TOKYO -- Mazda and Mitsubishi face a dubious distinction in this new era of "America First" trade politics in the U.S.: Of the six Japanese automakers selling cars in the country, they are alone in not building vehicles there.
Neither automaker has been singled out by name in one of President Donald Trump's signature zinger tweets, unlike Toyota, which he took to task for constructing a new auto plant in Mexico.
But Washington's emerging trade policy is flustering all of Japan Inc., and executives at both Mazda and Mitsubishi were hounded by the press last week during quarterly earnings about their U.S. production strategies -- or lack thereof.
The measured responses of their executives seemed scripted to avoid confrontation with the new U.S. president.
"There are many reports about NAFTA renegotiation and a border tariff and other policies under the new U.S. administration," said Mazda Motor Corp. Executive Vice President Akira Marumoto. "We at Mazda make sure to collect all such information, seriously analyze possible impacts on us and the car industry, and we are watching closely the developments."
He then highlighted the fact that Mazda built about 193,000 vehicles at its plant in Mexico last year but shipped only about 30 percent of them to the United States, all of them Mazda3 small cars.
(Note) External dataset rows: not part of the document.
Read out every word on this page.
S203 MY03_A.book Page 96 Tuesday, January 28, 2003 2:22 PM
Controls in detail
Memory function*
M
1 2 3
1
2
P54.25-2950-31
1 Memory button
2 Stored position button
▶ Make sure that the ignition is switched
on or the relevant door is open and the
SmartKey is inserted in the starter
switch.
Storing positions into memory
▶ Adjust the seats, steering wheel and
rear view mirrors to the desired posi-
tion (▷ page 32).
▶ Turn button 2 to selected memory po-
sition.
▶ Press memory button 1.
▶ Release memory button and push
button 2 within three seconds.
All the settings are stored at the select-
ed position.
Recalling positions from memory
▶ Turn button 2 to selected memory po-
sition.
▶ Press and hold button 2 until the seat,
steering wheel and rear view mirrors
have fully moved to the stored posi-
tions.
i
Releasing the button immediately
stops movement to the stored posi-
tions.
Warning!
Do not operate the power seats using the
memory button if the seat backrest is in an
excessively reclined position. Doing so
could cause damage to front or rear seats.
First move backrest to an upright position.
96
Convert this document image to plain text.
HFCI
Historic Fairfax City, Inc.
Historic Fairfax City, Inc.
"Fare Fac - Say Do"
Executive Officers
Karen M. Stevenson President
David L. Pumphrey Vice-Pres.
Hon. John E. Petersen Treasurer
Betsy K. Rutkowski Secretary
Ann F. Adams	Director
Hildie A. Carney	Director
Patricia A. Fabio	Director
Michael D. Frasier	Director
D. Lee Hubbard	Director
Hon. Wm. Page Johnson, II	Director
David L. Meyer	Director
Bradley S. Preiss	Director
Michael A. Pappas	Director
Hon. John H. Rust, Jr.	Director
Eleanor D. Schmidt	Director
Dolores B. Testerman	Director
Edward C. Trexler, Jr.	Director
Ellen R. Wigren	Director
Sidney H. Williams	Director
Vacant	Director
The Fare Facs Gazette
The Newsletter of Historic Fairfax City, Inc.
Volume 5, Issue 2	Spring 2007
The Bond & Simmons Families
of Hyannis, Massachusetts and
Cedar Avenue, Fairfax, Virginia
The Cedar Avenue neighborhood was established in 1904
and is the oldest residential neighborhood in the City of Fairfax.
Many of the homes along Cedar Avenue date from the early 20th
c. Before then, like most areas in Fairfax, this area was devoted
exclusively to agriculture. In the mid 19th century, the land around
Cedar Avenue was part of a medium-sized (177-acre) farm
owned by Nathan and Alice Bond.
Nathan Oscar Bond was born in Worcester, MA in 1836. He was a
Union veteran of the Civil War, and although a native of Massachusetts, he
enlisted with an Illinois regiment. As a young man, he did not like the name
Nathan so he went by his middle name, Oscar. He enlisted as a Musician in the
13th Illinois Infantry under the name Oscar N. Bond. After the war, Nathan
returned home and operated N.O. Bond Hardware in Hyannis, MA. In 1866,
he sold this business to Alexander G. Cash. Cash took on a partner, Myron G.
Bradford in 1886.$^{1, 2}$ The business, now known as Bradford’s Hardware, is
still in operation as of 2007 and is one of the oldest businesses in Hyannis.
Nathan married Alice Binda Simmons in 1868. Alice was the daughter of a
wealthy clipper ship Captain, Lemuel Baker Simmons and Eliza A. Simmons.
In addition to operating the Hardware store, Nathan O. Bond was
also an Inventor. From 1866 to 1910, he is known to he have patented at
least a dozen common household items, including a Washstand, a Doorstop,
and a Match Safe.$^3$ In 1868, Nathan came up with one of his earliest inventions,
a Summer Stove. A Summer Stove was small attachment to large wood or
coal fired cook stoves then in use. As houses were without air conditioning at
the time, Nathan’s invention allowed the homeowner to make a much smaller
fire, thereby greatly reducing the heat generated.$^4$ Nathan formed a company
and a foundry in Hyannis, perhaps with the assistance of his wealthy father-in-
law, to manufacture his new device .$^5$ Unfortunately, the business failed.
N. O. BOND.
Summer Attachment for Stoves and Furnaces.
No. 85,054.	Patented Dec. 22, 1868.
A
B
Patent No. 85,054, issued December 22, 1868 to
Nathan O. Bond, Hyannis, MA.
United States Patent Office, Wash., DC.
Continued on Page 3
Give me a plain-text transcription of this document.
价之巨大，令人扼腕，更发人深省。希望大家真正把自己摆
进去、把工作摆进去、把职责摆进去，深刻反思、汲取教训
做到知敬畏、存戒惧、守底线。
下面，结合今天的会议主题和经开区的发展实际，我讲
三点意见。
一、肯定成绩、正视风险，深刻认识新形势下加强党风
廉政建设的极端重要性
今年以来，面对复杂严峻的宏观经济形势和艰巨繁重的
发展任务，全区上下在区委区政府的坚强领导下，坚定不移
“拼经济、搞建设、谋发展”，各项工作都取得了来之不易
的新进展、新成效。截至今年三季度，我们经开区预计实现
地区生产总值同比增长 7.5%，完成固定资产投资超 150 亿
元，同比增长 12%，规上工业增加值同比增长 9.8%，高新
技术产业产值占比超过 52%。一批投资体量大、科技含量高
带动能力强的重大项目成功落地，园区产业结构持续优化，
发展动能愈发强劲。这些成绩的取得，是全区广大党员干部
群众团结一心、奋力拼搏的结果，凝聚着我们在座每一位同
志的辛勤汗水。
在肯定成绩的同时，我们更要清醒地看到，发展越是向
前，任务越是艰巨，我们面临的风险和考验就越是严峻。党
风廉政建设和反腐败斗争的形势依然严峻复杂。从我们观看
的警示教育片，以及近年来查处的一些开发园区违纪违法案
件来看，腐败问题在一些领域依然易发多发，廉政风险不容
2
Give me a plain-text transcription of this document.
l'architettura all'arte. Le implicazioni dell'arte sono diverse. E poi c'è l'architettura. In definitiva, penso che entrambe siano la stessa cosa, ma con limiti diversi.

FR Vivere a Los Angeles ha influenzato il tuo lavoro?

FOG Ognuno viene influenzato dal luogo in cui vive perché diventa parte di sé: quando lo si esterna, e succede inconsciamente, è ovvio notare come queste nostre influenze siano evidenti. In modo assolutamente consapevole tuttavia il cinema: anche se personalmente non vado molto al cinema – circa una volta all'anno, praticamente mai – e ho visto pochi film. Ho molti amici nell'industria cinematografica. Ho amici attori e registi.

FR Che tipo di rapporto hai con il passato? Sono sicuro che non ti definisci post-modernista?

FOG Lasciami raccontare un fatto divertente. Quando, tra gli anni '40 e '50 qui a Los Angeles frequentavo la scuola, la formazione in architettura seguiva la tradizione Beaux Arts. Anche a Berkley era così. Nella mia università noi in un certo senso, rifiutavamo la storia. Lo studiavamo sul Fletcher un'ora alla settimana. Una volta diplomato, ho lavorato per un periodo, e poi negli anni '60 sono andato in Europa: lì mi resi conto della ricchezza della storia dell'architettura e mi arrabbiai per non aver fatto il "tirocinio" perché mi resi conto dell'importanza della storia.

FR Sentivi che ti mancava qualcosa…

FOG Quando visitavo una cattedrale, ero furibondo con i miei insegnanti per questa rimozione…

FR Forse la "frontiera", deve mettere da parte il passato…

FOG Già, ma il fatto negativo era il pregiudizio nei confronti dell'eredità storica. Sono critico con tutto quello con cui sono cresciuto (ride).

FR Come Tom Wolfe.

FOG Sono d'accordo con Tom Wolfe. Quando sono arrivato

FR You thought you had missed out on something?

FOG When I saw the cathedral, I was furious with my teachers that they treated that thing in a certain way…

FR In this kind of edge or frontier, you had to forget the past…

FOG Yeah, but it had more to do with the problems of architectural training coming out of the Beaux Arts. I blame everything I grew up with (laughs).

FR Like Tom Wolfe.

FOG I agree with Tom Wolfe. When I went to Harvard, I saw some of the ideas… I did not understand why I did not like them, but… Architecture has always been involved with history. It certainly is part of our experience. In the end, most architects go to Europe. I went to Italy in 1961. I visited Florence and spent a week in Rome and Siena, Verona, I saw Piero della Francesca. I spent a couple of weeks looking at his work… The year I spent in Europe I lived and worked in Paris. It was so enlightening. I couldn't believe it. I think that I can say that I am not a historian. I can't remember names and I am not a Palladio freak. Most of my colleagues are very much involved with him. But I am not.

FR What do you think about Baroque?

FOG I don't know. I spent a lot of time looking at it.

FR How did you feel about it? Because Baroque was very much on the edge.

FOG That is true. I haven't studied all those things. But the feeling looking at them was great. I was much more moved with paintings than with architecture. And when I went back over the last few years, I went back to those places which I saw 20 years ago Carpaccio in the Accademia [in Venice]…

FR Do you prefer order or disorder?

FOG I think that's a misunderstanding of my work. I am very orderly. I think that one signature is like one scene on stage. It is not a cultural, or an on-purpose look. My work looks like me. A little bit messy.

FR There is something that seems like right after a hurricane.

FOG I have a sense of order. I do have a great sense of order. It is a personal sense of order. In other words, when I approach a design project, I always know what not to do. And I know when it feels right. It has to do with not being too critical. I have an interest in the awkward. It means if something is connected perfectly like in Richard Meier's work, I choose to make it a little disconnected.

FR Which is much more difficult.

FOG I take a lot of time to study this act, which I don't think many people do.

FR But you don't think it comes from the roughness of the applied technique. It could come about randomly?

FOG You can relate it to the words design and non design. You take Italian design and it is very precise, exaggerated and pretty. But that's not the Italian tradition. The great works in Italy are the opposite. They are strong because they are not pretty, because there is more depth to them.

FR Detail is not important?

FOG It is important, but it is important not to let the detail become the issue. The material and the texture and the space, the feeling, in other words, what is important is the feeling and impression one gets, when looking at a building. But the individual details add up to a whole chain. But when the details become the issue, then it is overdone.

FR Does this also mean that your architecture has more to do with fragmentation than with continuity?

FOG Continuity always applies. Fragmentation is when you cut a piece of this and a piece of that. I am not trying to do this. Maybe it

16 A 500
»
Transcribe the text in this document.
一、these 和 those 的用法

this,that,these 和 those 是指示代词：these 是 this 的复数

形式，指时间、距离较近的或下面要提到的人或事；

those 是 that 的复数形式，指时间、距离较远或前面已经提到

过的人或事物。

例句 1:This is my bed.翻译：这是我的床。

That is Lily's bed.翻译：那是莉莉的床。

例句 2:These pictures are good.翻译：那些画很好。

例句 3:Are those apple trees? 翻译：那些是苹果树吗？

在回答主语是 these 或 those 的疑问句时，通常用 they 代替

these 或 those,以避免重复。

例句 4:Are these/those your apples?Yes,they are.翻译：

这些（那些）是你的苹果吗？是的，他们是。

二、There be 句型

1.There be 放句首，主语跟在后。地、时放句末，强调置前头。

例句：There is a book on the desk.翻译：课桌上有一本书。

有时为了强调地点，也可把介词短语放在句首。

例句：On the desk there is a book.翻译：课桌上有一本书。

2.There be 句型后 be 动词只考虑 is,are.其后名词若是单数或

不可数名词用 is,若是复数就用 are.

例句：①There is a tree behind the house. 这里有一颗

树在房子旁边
When pushed multiple times on various angles of the situation, such as the potential threat to Mazda's exports to the U.S. from Japan, or Trump's impact on foreign exchange rates, an impassive Marumoto stared down at his prepared remarks and began reading again: "As I already said ... "
Mitsubishi, which imports all U.S. product from Japan and Thailand, was equally circumspect about the changing trade landscape.
"The Trump administration's policy is a difficult issue," Mitsubishi Motors Corp. Executive Vice President Koji Ikeya acknowledged while announcing his company's fiscal third-quarter earnings Jan. 30. "But the U.S. market is very important. So, we will carefully watch what policy and message President Trump will formulate. With that in mind, we will continue considering strategies."